他方、英BBCなどによると、部族指導者や市民団体のメンバー、政治家ら三千人が五月八日、カブールで、和平の道を探る会合を開きました。会合は、政府とタリバンらとの協議の下地を作るため、会合の代表がタリバンら反政府勢力と会談することで合意しました。なお、この会合は、外国軍の作戦が、住民を反政府勢力への参加に導いているという見方で一致しました。
ラバニ元大統領(現、野党議員)が五月下旬にロイター通信に語ったところによると、ラバニ氏は数カ月前に反政府勢力タリバンと接触、手紙を最近受けとりました。タリバンは紛争の政治的解決を求めているといいます。
カルザイ大統領の任期も来年まで。特に南部、南東部での戦闘が続き、大統領選挙実施も不確実だとの指摘もあるなか、各政治勢力がさまざまな思惑で動きだしています。
支援国会議 きょう開催
アフガニスタン支援国会議が十二日、パリで開かれます。サルコジ仏大統領主催で、支援国閣僚らが参加します。パリからの報道によると、約四十の人道支援団体代表がパリ会議に、軍事作戦よりも開発事業を優先することを求めています。
ロイター通信によると、国連アフガン特別代表のエイデ氏は、パリ会議で司法と警察の強化、農業とエネルギー支援を重視するといいます。
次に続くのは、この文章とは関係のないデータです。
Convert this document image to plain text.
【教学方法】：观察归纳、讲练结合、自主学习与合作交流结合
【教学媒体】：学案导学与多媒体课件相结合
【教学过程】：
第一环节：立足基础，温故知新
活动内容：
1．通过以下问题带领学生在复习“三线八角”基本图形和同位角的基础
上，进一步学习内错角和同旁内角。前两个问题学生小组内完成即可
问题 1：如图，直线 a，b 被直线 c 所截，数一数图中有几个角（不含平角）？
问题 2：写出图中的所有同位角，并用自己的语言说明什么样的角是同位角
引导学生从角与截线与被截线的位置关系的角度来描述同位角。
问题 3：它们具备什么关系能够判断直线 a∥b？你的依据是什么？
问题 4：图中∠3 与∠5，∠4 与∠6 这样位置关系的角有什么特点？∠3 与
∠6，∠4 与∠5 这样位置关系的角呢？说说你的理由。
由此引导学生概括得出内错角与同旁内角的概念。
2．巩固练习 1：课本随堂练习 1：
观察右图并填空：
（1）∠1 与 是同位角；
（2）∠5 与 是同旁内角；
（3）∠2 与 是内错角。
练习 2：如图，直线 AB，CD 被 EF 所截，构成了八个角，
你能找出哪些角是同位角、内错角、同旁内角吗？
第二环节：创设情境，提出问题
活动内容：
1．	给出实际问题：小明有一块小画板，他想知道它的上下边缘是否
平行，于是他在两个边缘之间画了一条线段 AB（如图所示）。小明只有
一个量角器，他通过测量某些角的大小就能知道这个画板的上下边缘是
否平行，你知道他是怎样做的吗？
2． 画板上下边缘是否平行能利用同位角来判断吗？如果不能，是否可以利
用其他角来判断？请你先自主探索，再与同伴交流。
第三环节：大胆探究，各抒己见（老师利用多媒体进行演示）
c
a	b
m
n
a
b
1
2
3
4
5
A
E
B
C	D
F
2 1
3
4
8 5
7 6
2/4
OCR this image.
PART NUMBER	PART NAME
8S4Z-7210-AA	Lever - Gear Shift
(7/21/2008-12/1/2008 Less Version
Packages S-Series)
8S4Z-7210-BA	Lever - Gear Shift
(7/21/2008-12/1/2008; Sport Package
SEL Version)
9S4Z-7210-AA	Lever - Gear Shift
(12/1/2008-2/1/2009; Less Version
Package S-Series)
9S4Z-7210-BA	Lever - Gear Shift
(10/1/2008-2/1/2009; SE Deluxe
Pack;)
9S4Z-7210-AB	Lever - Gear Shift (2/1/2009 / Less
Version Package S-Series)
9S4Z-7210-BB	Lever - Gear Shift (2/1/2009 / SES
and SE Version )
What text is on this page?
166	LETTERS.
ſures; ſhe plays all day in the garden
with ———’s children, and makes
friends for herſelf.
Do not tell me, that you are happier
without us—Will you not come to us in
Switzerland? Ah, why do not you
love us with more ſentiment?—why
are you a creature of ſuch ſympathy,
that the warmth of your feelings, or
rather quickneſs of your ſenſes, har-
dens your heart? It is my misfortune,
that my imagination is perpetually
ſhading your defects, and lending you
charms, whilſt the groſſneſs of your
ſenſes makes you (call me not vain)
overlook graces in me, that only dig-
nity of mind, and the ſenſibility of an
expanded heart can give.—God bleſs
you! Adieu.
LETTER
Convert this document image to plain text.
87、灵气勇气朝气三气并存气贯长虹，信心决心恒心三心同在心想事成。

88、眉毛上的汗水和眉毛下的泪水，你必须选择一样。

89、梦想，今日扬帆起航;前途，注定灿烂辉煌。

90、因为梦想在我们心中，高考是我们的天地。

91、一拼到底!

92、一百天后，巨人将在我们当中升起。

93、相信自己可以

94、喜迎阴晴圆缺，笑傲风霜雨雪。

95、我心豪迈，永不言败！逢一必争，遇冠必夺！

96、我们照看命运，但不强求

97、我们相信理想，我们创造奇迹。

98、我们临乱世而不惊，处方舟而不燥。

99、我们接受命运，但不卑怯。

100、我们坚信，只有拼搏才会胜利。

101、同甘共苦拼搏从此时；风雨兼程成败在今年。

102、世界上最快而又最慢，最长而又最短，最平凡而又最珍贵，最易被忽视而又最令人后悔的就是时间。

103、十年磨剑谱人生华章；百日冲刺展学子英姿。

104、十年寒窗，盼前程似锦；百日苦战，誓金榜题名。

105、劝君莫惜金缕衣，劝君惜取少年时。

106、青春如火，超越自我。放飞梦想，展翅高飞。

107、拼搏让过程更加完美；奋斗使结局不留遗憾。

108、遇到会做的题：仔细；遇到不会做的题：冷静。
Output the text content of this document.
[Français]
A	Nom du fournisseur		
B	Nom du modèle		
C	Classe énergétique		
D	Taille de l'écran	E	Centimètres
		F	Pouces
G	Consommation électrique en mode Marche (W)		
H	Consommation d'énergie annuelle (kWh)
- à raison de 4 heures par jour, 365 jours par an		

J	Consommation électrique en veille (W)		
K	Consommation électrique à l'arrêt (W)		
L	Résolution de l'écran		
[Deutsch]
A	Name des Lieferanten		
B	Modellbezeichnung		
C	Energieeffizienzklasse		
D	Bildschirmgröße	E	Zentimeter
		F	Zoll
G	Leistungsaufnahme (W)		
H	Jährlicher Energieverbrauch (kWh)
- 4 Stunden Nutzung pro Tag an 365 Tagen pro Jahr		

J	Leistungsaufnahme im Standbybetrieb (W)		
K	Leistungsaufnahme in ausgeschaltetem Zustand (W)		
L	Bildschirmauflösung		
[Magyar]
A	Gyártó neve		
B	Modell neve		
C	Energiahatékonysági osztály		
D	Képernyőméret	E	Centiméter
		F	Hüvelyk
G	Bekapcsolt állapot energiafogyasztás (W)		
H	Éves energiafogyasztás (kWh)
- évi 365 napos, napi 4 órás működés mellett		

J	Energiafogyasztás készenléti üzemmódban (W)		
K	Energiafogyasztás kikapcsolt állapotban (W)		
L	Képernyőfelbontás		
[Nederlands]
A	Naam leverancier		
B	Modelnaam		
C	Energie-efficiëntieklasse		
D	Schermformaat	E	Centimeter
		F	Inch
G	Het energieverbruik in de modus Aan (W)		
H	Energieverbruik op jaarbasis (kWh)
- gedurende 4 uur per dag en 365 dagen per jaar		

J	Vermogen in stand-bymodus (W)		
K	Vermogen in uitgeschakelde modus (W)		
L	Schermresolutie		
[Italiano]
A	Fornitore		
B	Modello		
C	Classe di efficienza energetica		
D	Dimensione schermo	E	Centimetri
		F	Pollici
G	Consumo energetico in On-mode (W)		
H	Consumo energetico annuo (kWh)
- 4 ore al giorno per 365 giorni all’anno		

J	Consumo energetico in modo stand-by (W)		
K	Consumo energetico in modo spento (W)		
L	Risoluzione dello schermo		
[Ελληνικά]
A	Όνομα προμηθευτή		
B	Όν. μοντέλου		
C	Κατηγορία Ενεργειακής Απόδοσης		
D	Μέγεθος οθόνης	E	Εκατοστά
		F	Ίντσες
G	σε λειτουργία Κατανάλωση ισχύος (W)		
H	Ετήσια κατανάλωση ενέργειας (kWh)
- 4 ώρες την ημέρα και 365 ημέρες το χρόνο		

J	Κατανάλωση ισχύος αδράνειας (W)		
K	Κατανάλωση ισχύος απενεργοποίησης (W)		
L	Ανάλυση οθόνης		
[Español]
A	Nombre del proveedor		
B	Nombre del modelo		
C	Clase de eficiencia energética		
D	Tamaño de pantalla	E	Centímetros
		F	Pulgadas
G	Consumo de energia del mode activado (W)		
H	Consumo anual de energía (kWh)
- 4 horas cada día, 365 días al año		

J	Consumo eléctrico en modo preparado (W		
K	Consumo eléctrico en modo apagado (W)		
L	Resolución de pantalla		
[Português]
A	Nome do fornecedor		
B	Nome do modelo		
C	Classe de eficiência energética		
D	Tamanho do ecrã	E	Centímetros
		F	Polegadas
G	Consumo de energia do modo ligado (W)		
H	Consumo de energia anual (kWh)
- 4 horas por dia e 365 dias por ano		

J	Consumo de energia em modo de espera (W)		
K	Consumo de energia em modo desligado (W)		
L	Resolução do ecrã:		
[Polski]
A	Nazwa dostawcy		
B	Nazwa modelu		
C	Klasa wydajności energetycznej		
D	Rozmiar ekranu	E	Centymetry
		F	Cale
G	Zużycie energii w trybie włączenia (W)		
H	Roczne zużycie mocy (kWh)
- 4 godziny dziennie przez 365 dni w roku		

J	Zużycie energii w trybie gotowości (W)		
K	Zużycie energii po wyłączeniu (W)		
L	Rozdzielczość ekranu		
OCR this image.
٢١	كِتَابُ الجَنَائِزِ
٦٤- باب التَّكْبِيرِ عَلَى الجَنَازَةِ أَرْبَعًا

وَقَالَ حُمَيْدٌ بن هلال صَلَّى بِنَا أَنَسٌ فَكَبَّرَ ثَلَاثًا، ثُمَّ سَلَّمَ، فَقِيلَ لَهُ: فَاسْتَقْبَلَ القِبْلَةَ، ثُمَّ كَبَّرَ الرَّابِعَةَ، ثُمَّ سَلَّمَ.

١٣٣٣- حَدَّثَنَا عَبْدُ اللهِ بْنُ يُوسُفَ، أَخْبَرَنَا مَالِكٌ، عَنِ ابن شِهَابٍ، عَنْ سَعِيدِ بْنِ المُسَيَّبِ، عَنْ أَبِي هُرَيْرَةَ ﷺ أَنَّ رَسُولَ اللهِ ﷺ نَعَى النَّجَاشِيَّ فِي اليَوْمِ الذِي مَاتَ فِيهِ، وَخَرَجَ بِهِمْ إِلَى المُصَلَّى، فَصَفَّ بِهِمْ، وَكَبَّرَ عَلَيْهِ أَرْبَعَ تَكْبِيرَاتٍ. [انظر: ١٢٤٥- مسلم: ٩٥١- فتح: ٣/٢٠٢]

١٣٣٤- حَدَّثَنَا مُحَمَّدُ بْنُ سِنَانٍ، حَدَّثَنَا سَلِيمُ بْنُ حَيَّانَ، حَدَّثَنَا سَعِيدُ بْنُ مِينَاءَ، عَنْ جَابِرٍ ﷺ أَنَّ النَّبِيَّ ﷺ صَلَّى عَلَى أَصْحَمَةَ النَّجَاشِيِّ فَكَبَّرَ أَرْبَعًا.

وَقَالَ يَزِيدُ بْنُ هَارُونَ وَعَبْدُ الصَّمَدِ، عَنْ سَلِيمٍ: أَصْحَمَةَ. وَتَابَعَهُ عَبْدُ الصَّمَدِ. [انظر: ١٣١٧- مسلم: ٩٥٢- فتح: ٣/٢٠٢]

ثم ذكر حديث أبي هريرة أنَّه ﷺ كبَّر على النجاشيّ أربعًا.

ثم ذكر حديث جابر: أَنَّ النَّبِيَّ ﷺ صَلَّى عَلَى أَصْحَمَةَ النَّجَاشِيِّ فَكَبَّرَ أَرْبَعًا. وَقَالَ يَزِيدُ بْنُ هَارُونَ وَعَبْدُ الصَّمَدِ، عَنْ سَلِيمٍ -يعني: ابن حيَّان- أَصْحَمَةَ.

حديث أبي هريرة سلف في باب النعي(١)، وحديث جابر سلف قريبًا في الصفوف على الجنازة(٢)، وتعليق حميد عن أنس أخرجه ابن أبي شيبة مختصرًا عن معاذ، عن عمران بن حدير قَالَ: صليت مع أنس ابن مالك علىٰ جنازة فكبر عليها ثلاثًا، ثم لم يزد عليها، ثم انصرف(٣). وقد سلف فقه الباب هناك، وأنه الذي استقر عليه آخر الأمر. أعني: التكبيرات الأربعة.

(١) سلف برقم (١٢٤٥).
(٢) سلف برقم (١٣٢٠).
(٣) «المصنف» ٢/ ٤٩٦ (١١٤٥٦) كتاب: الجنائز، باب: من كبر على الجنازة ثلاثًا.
人道団体の活動家アンナ・フサルスカ氏は、米軍の毎年アフガンでの経費三百六十億ドル(三兆九千億円)に比べれば、アフガン政府が各国に求めている今後五年で五百億ドルの支援はわずかなものだと指摘しています(国際英字紙インターナショナル・ヘラルド・トリビューン三日付)。同氏は、軍事治安活動と人道的活動を一体化するのはアフガン国民に間違ったメッセージを与えることになり、混同させてはならないと強調しています。